“Rüya ile kâbus arasındaki sınırda”


İlk albümü “Ballads of Living and Dying”in üzerinden 20 yıl geçti ama ABD’li müzisyen Marissa Nadler hâlâ aynı kadifemsi melankoliyle söylüyor şarkılarını. Zamana meydan okuyan sesi, resim eğitiminin getirdiği görsel duyarlılıkla birleşerek her albümünde yeni bir dünya kuruyor. The New Yorker’ın yazdığı gibi, “Nadler’ın hayaletsi şarkılarının tadını çıkarmak, gizem ve ihtişamla dolu karanlık bir dünyaya adım atmaktır…” AllMusic’in, “Trajediyi kendinden uzak tutmayı reddeden destansı, dokunaklı şarkılarını” övdüğü müzisyenin, yeni albümü “New Radiations”, bugüne dek yaptığı en içe dönük ve kişisel işlerinden biri.

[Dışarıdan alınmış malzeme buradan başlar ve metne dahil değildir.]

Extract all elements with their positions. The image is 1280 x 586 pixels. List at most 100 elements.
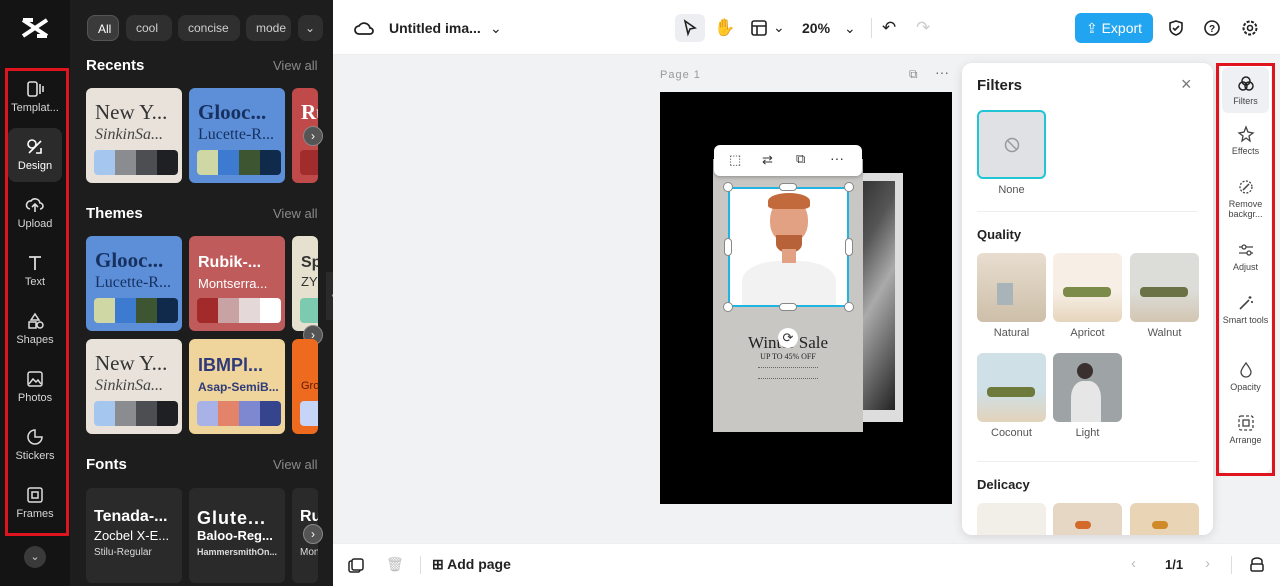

Nadler, “Bir tür yeniden uyanış” diye tanımlıyor bu süreci. Ev stüdyosunda kaydettiği albüm hem kaybın hem kabullenişin yankılarını taşıyor; batı rüzgârlarıyla örülmüş, karanlık ama umutlu bir atmosfer yaratıyor. Nadler ile, Pablo Neruda’ya olan sevgisinden zaman kavramına, Joni Mitchell etkisinden “mükemmel şarkı” arayışına kadar uzanan bir söyleşi yaptık. 15 Kasım’da, Mix Festival’de sahne alacak Nadler konseri öncesi, yeni albümün sesini biraz açıp Zorlu PSM rotasına öyle düşmenizi salık veririm! (Röportajdaki fotoğraflar: Ebru Yıldız.)

“Geçmişin yasını tutmakla ilgili”
Pablo Neruda’yı çok sevdiğinizi biliyorum, hatta “Ballads of Living and Dying” albümünüzün ikinci şarkısı “Hay Tantos Muertos”, Neruda’ya saygı/selam minvalinde! O sebeple de sorumu, Neruda’nın “There’s No Forgetting” şiirinden yöneltmek isterim: “Bunca zamandır nerede olduğumu soracak olursan ‘oldu bir şeyler’ demeliyim / Oturmalıyım bir taşa / Kararan dünyada / Kendini yemiş bitirmiş bir nehirde… / Neden karanlık gece çalkalanıyor ağzımda? / Ve ölüm neden?” Üstadın tarifinden yola çıkarsak sizin kişisel yaşamınız ve müzik rotanızın kadrajından 2025 yılı “Z raporu”ndan nasıl bir fotoğraf çıkar? Kısa ve uzun vadede müziğe ve dünyaya dair öngörünüz ne olur?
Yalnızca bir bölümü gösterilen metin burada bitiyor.